Oxygen by Julia Fiedorczuk

Translator: 

The cover to Oxygen by Julia FiedorczukBrookline, Massachusetts. Zephyr Press. 2017. 110 pages.

Oxygen is a modest sampling of Julia Fiedorczuk’s poems—not quite a Selected Poems—that falls into three categories: “Lands and Oceans,” “Autobiographia Litteraria,” and “Psalms in the Making.” Dramatically different in focus, each section presents the poet working through a different poetic mode. This structure showcases her breadth and variety yet also clarifies what makes a Fiedorczuk poem unique. It is highly metaphorical, consciously styled, and imagistic. Fiedorczuk moves comfortably among the four elements, unafraid of their heft and cosmic reach. She avoids abstraction by keeping her eyes and mind focused on the physical universe, reaching out to the stars as well as down to the depths of the sea, which may be why she has been called an ecopoet. The outside world is, indeed, perhaps the most important presence in these poems. Yet they are not moralistic and do not indulge themselves in entranced communion with nature (see WLT, Nov. 2014, 30–32).

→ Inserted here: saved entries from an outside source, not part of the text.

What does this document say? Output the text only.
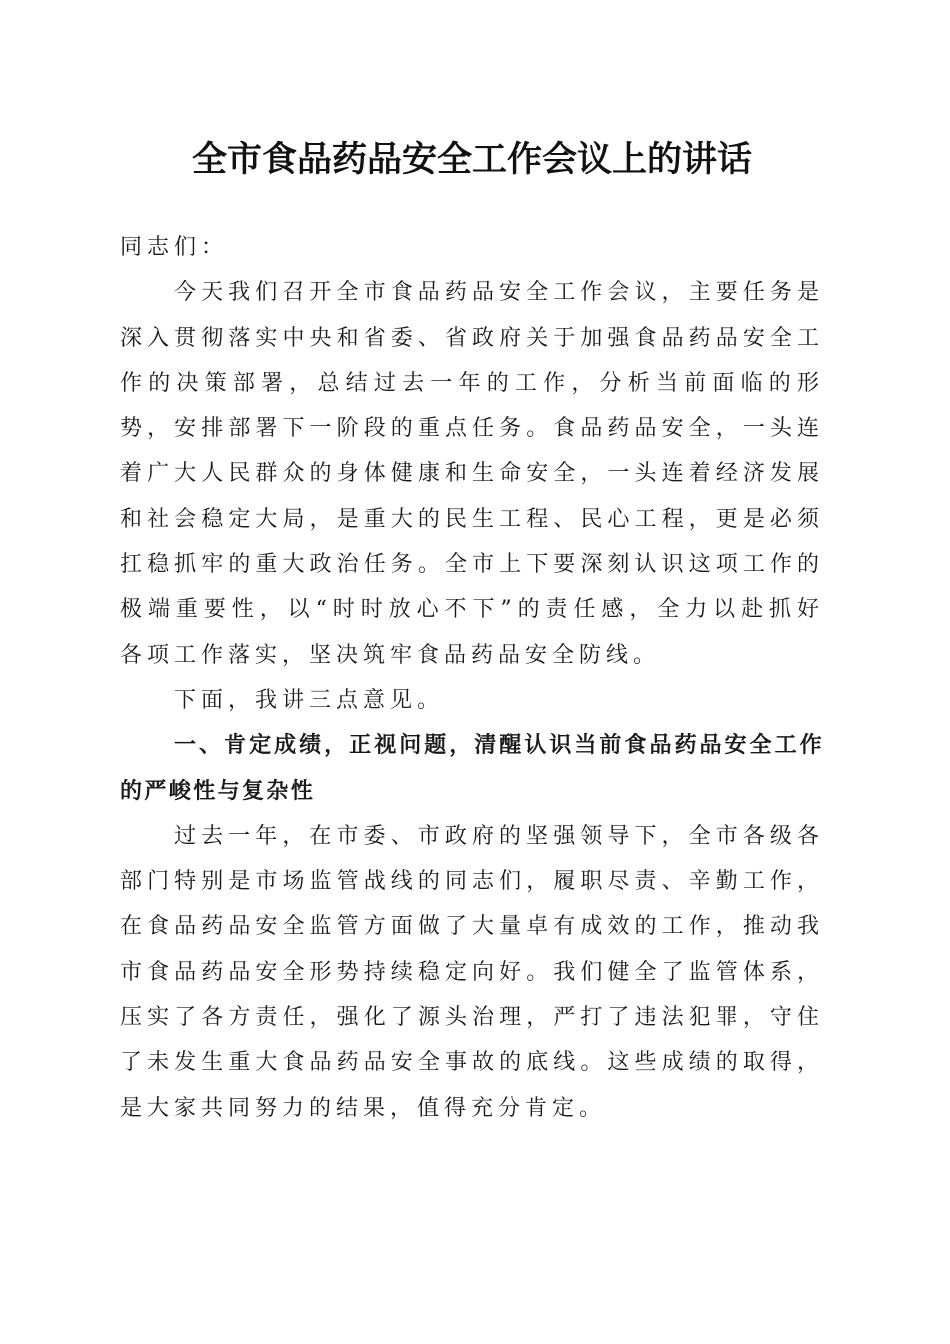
全市食品药品安全工作会议上的讲话

同志们：

今天我们召开全市食品药品安全工作会议，主要任务是深入贯彻落实中央和省委、省政府关于加强食品药品安全工作的决策部署，总结过去一年的工作，分析当前面临的形势，安排部署下一阶段的重点任务。食品药品安全，一头连着广大人民群众的身体健康和生命安全，一头连着经济发展和社会稳定大局，是重大的民生工程、民心工程，更是必须扛稳抓牢的重大政治任务。全市上下要深刻认识这项工作的极端重要性，以“时时放心不下”的责任感，全力以赴抓好各项工作落实，坚决筑牢食品药品安全防线。

下面，我讲三点意见。

一、肯定成绩，正视问题，清醒认识当前食品药品安全工作的严峻性与复杂性

过去一年，在市委、市政府的坚强领导下，全市各级各部门特别是市场监管战线的同志们，履职尽责、辛勤工作，在食品药品安全监管方面做了大量卓有成效的工作，推动我市食品药品安全形势持续稳定向好。我们健全了监管体系，压实了各方责任，强化了源头治理，严打了违法犯罪，守住了未发生重大食品药品安全事故的底线。这些成绩的取得，是大家共同努力的结果，值得充分肯定。
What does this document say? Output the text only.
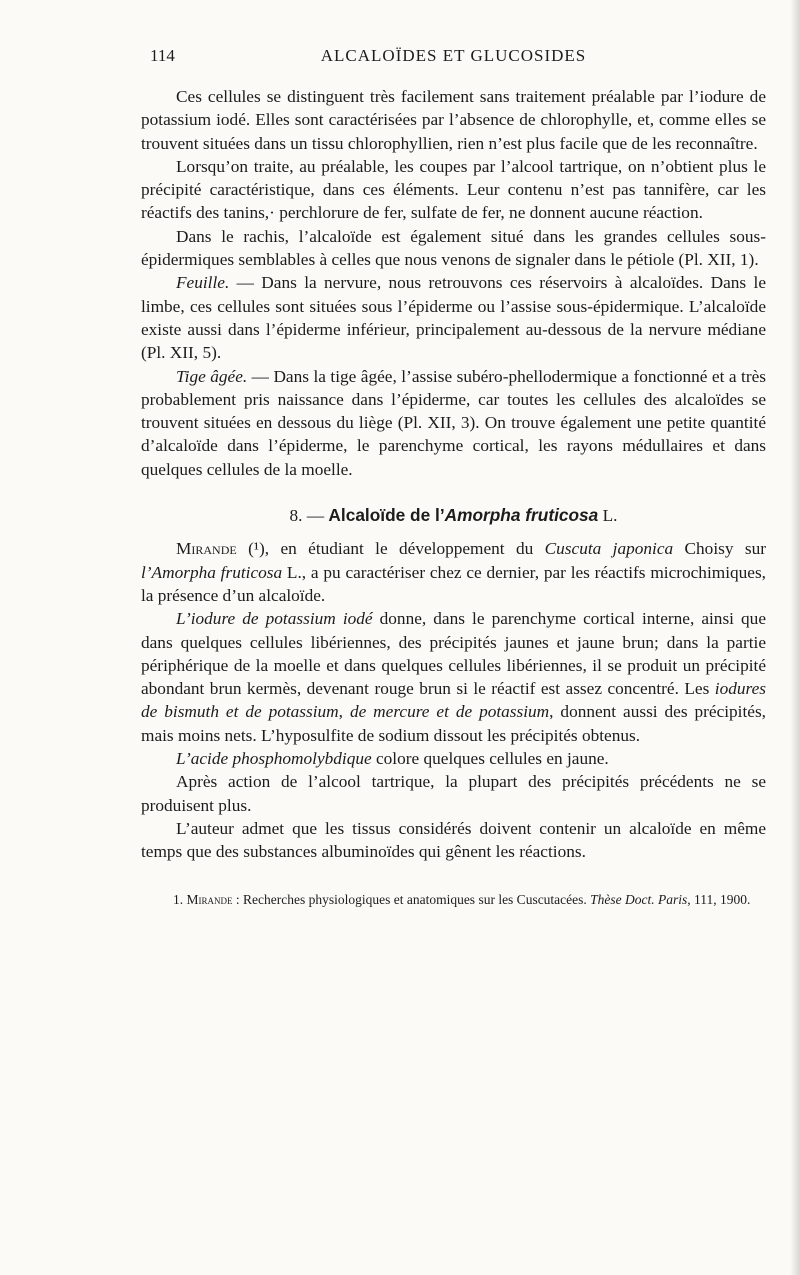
114	ALCALOÏDES ET GLUCOSIDES

Ces cellules se distinguent très facilement sans traitement préalable par l’iodure de potassium iodé. Elles sont caractérisées par l’absence de chlorophylle, et, comme elles se trouvent situées dans un tissu chlorophyllien, rien n’est plus facile que de les reconnaître.

Lorsqu’on traite, au préalable, les coupes par l’alcool tartrique, on n’obtient plus le précipité caractéristique, dans ces éléments. Leur contenu n’est pas tannifère, car les réactifs des tanins,· perchlorure de fer, sulfate de fer, ne donnent aucune réaction.

Dans le rachis, l’alcaloïde est également situé dans les grandes cellules sous-épidermiques semblables à celles que nous venons de signaler dans le pétiole (Pl. XII, 1).

Feuille. — Dans la nervure, nous retrouvons ces réservoirs à alcaloïdes. Dans le limbe, ces cellules sont situées sous l’épiderme ou l’assise sous-épidermique. L’alcaloïde existe aussi dans l’épiderme inférieur, principalement au-dessous de la nervure médiane (Pl. XII, 5).

Tige âgée. — Dans la tige âgée, l’assise subéro-phellodermique a fonctionné et a très probablement pris naissance dans l’épiderme, car toutes les cellules des alcaloïdes se trouvent situées en dessous du liège (Pl. XII, 3). On trouve également une petite quantité d’alcaloïde dans l’épiderme, le parenchyme cortical, les rayons médullaires et dans quelques cellules de la moelle.

8. — Alcaloïde de l’Amorpha fruticosa L.

Mirande (¹), en étudiant le développement du Cuscuta japonica Choisy sur l’Amorpha fruticosa L., a pu caractériser chez ce dernier, par les réactifs microchimiques, la présence d’un alcaloïde.

L’iodure de potassium iodé donne, dans le parenchyme cortical interne, ainsi que dans quelques cellules libériennes, des précipités jaunes et jaune brun; dans la partie périphérique de la moelle et dans quelques cellules libériennes, il se produit un précipité abondant brun kermès, devenant rouge brun si le réactif est assez concentré. Les iodures de bismuth et de potassium, de mercure et de potassium, donnent aussi des précipités, mais moins nets. L’hyposulfite de sodium dissout les précipités obtenus.

L’acide phosphomolybdique colore quelques cellules en jaune.

Après action de l’alcool tartrique, la plupart des précipités précédents ne se produisent plus.

L’auteur admet que les tissus considérés doivent contenir un alcaloïde en même temps que des substances albuminoïdes qui gênent les réactions.

1. Mirande : Recherches physiologiques et anatomiques sur les Cuscutacées. Thèse Doct. Paris, 111, 1900.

Fiedorczuk writes a metaphysical verse informed by psychology, astronomy, biology, and literary criticism. Academic language is, for her, a source of metaphorical play: “assimilation and dissimilation” govern the process of converting matter into more or less complex particles, but it is also a rhyming, gently ironic way of summing up the process of seasonal change. She is an explorer, sometimes a celebrant, often one who enjoys complicating the scene she observes. We may feel confused by her intense metaphorical play but never feel that the author holds her knowledge above us or engages in an intellectual game that she will always win. Indeed, one of the mysteries of these poems is the way that they manage to avoid the overwhelming presence of a first-person speaker while also avoiding the coldness of impersonality. Somehow, the poet is there and yet in hiding, acknowledging her own presence yet refusing to occupy much space in the poem. Even in poems that consider the self and her daily life, there is no confessionalism or egotism. In this she resembles Wisława Szymborska, whose first-person speaker is hidden in plain sight, modestly refusing to take center stage.

Bill Johnston translates this poetry faithfully and respectfully. He is to be commended for retaining the dominant tones of these poems as well as their literal meanings. Fiedorczuk’s play with tone is, indeed, a delightful feature of her work, and Johnston allows English-language readers to experience her mixture of profundity and levity, contemplative calm and dramatic movement. We can only hope for more in the future.